Nachdem Christina Lienhart in den vorangegangenen Kapiteln gewissermaßen den Rahmen der Arbeit entwickelt hat, indem zentrale Begrifflichkeiten geklärt, relevante Diskurse dargestellt und die leitenden theoretischen Perspektiven herausgearbeitet wurden, widmet sie sich in Kapitel sieben dem bisherigen Forschungsstand zu Rückkehrprozessen aus der stationären Erziehungshilfe sowie zur Herstellung von Familie im Rahmen dieser Hilfeform. Nach einem kurzen Überblick über die quantitative Datenlage zur Rückkehr in die eigene Familie aus der stationären Erziehungshilfe legt die Autorin den Fokus erstens auf Studien, die Rückkehr als Teil von Übergangsprozessen thematisieren, und arbeitet zentrale Aspekte für die eigene Untersuchung heraus. Zweitens bezieht sie Studien ein, die sich mit Herstellungsleistungen von Familie im Kontext stationärer Erziehungshilfe befassen. Über diesen Abriss des Forschungsstandes begründet Christina Lienhart am Ende des Kapitels die bestehende Forschungslücke, die sie mit ihrer Untersuchung schließen möchte: die Rückkehr in die eigene Familie als spezifische Form des Leaving Care sowie die damit verbundenen Perspektiven von jungen Menschen und Eltern.

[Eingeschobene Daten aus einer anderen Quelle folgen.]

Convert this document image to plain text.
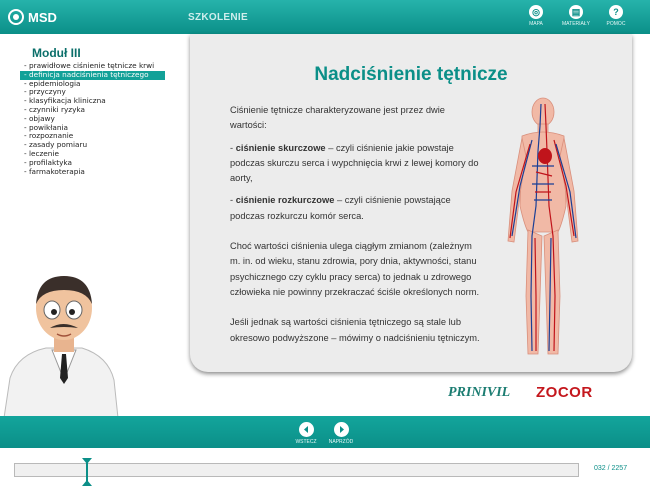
MSD	SZKOLENIE	◎
MAPA
▤
MATERIAŁY
?
POMOC
Moduł III
- prawidłowe ciśnienie tętnicze krwi
- definicja nadciśnienia tętniczego
- epidemiologia
- przyczyny
- klasyfikacja kliniczna
- czynniki ryzyka
- objawy
- powikłania
- rozpoznanie
- zasady pomiaru
- leczenie
- profilaktyka
- farmakoterapia
Nadciśnienie tętnicze

Ciśnienie tętnicze charakteryzowane jest przez dwie wartości:

- ciśnienie skurczowe – czyli ciśnienie jakie powstaje podczas skurczu serca i wypchnięcia krwi z lewej komory do aorty,

- ciśnienie rozkurczowe – czyli ciśnienie powstające podczas rozkurczu komór serca.

Choć wartości ciśnienia ulega ciągłym zmianom (zależnym m. in. od wieku, stanu zdrowia, pory dnia, aktywności, stanu psychicznego czy cyklu pracy serca) to jednak u zdrowego człowieka nie powinny przekraczać ściśle określonych norm.

Jeśli jednak są wartości ciśnienia tętniczego są stale lub okresowo podwyższone – mówimy o nadciśnieniu tętniczym.

PRINIVIL ZOCOR
WSTECZ	NAPRZÓD
032 / 2257
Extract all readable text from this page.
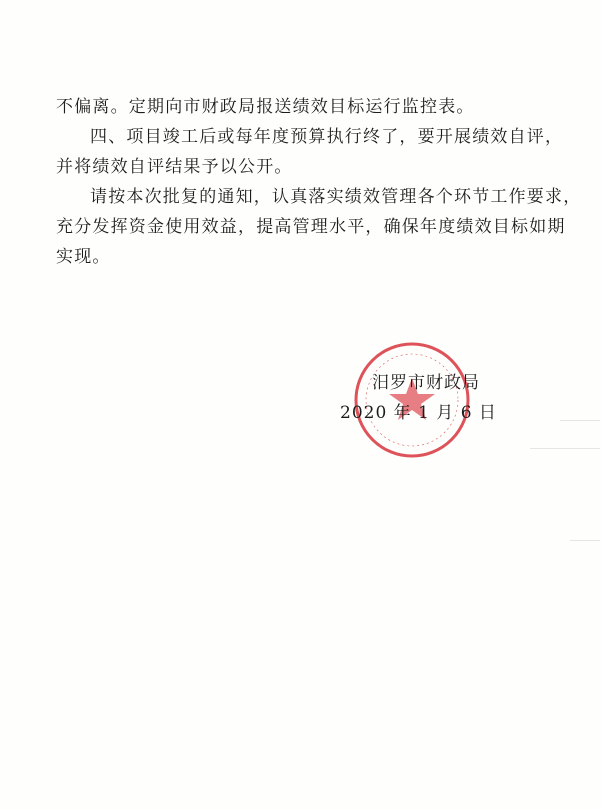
不偏离。定期向市财政局报送绩效目标运行监控表。

四、项目竣工后或每年度预算执行终了，要开展绩效自评，
并将绩效自评结果予以公开。

请按本次批复的通知，认真落实绩效管理各个环节工作要求，
充分发挥资金使用效益，提高管理水平，确保年度绩效目标如期
实现。

汨罗市财政局
2020 年 1 月 6 日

Im achten Kapitel geht die Autorin auf das methodische Vorgehen ihrer Untersuchung ein. Ausgehend vom Erkenntnisinteresse und den leitenden Forschungsfragen stellt sie das qualitative Forschungsdesign vor, das sich an der Grounded Theory Methodologie orientiert. Christina Lienhart beschreibt dabei auch ihr konkretes Vorgehen, indem sie die Datengrundlage (leitfadengestützte, problemzentrierte Interviews aus einem früheren Forschungsprojekt, die sie im Rahmen einer Sekundäranalyse nutzt) sowie die einzelnen Auswertungsschritte detailliert darstellt.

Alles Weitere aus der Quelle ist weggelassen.